Yeah, I mean, we're only a few months in, so I would like be so far from describing myself as like coming on radio and being an expert about autism. And the language is changing all the time and what we're learning about changes all the time. And even within autism, you know, they say you've met one autistic person, you've just met one autistic person. There's so much variation.
So I can only speak from the experience of my son and his particular needs and his personality and how it shows up for him. So pervasive?
Chapter 8: How can showing the body safety help manage anxiety?
Pervasive drive for autonomy. So basically what that means is His nervous system is set to a very high point as a rule almost all the time. Anything that his body or brain perceives as a demand, and it's a perception of a demand, it doesn't have to be an ostensibly like, I'm telling you to put your shoes on.
It can be very subtle, but that registers in his nervous system as a threat and that activates his fight or flight response. And it's that black and white and it's that immediate, but it's also... People who are experts in it describe it as a nervous system disability. It's a profile within autism, so it currently sits under the autistic umbrella as a neurotype.
I do think in time, I do think there's a lot of people from what I've read that would maybe be ADHD plus PDA and not necessarily autistic plus PDA. But right now, the diagnostic criteria means it lives under autism. Now, I'm pretty certain that my son is, even if you took away the PDA, he's autistic. But the PDA completely changes the nature of it.
It's kind of like walking on eggshells a lot of the time because you're either going to activate the nervous system and you're just trying to keep things calm. And it's all about safety and connection instead of... trying to hold a boundary for a boundary's sake, which is everything we've been taught and told about parenting.
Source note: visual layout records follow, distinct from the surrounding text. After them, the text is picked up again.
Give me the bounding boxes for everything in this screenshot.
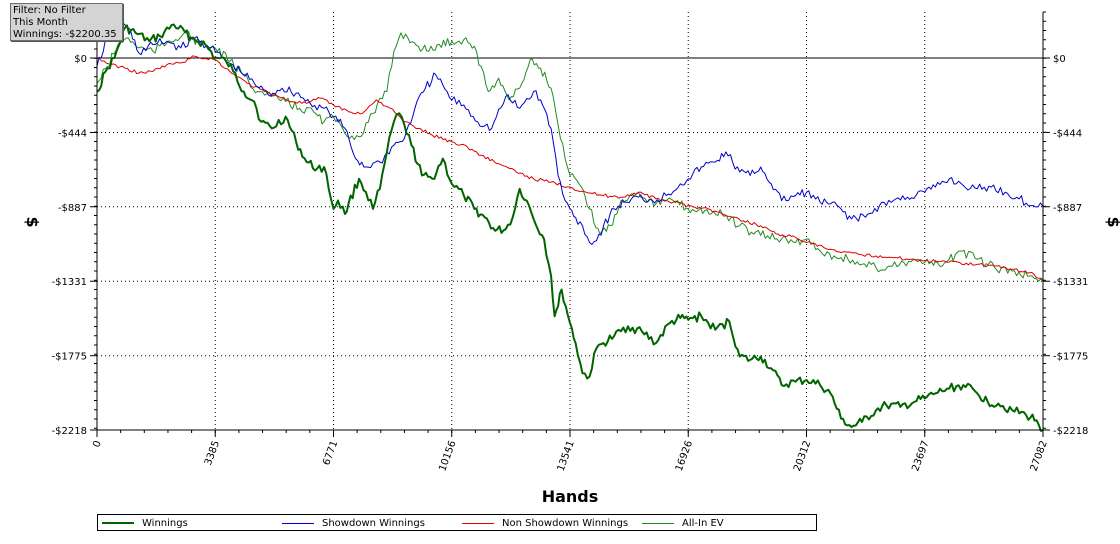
filter-info-box: Filter: No Filter This Month Winnings: -…: [10, 3, 123, 41]
y-tick-label-right: -$1775: [1053, 352, 1088, 363]
legend-item-winnings: Winnings: [102, 516, 188, 530]
y-tick-label-left: -$887: [58, 203, 87, 214]
x-tick-label: 27082: [1029, 439, 1050, 473]
period-label: This Month: [13, 17, 68, 28]
x-tick-label: 0: [91, 439, 104, 449]
y-tick-label-left: -$2218: [52, 426, 87, 437]
legend-item-showdown: Showdown Winnings: [282, 516, 425, 530]
y-tick-label-right: -$1331: [1053, 277, 1088, 288]
legend: Winnings Showdown Winnings Non Showdown …: [97, 514, 817, 531]
x-tick-label: 23697: [910, 439, 931, 473]
legend-item-allin-ev: All-In EV: [642, 516, 724, 530]
y-tick-label-left: -$444: [58, 128, 87, 139]
x-tick-label: 16926: [674, 439, 695, 473]
legend-item-non-showdown: Non Showdown Winnings: [462, 516, 628, 530]
x-tick-label: 20312: [792, 439, 813, 473]
y-tick-label-right: -$887: [1053, 203, 1082, 214]
legend-swatch-winnings: [102, 522, 134, 524]
legend-label-non-showdown: Non Showdown Winnings: [502, 517, 629, 529]
x-tick-label: 10156: [437, 439, 458, 473]
axes: 0 3385 6771 10156 13541 16926 20312 23697 27082 $…: [52, 11, 1088, 473]
winnings-total-label: Winnings: -$2200.35: [13, 29, 117, 40]
y-tick-label-left: -$1775: [52, 352, 87, 363]
y-axis-title-right: $: [1104, 216, 1120, 227]
x-tick-label: 13541: [556, 439, 577, 473]
series-line-winnings: [96, 23, 1044, 432]
series-line-non-showdown-winnings: [96, 55, 1044, 280]
series-line-all-in-ev: [96, 31, 1044, 282]
legend-swatch-allin-ev: [642, 522, 674, 524]
legend-label-showdown: Showdown Winnings: [322, 517, 425, 529]
series-line-showdown-winnings: [96, 23, 1044, 245]
legend-label-allin-ev: All-In EV: [682, 517, 724, 529]
legend-swatch-non-showdown: [462, 522, 494, 524]
series-lines: [96, 23, 1044, 432]
x-tick-label: 3385: [203, 439, 222, 467]
y-axis-title-left: $: [23, 216, 42, 227]
legend-label-winnings: Winnings: [142, 517, 188, 529]
x-tick-label: 6771: [321, 439, 340, 467]
y-tick-label-left: $0: [74, 54, 87, 65]
filter-label: Filter: No Filter: [13, 5, 86, 16]
gridlines: [97, 12, 1043, 430]
y-tick-label-right: -$2218: [1053, 426, 1088, 437]
x-axis-title: Hands: [542, 487, 599, 506]
y-tick-label-right: -$444: [1053, 128, 1082, 139]
y-tick-label-right: $0: [1053, 54, 1066, 65]
y-tick-label-left: -$1331: [52, 277, 87, 288]
legend-swatch-showdown: [282, 522, 314, 524]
Like, you know, how we define a good parent is how good you are at getting your child under control and how good a child is gets defined as how compliant they are, how obedient they are, how willing to do what you as the adult need them to do are. And anything that goes against that is totally less favourable in society.
So the PDA in and of itself is so challenging, but it's also culturally so challenging because it's so It's a relatively new term. It's a relatively new criteria. And a lot of time it can just look like a really bad behavior. And it looks like something that he could just choose not to do. But it's underneath that it's getting to the root of that, knowing that that is a nervous system response.
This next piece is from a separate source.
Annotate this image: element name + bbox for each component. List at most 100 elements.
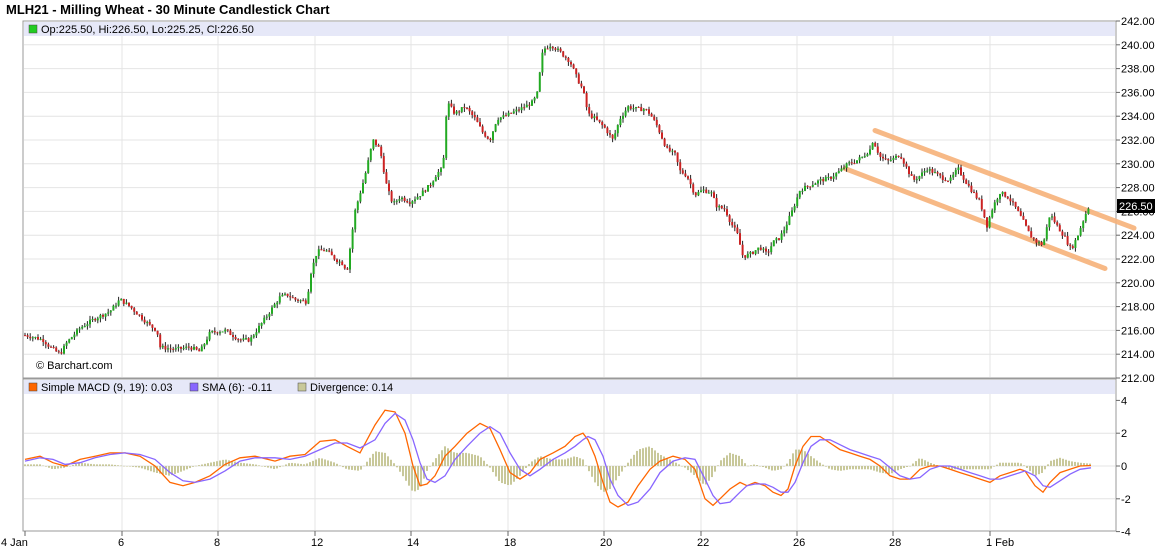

And it's often a can't, not a won't. But it looks like crappy parenting sometimes. It looks like you just... have no control. And I think, I mean, in my experience, parents arrive at PDA after a very long time of trying all the traditional parenting approaches and it not only not working, but making things so much worse for everyone in the family.
And we all have absorbed those messages of how kids need boundaries. They need them to feel safe. So I'm, I was pushing and pushing this whole time being like, I have to be the, I'm the one in charge. I'm the calm, confident leader. And
But for him, for a PDA child, that sort of being above him, having that hierarchy where I'm like, no, I'm going here because I'm the parent and I get to decide that and you're the child. It's a recipe for disaster, even for a five-year-old PDA kid.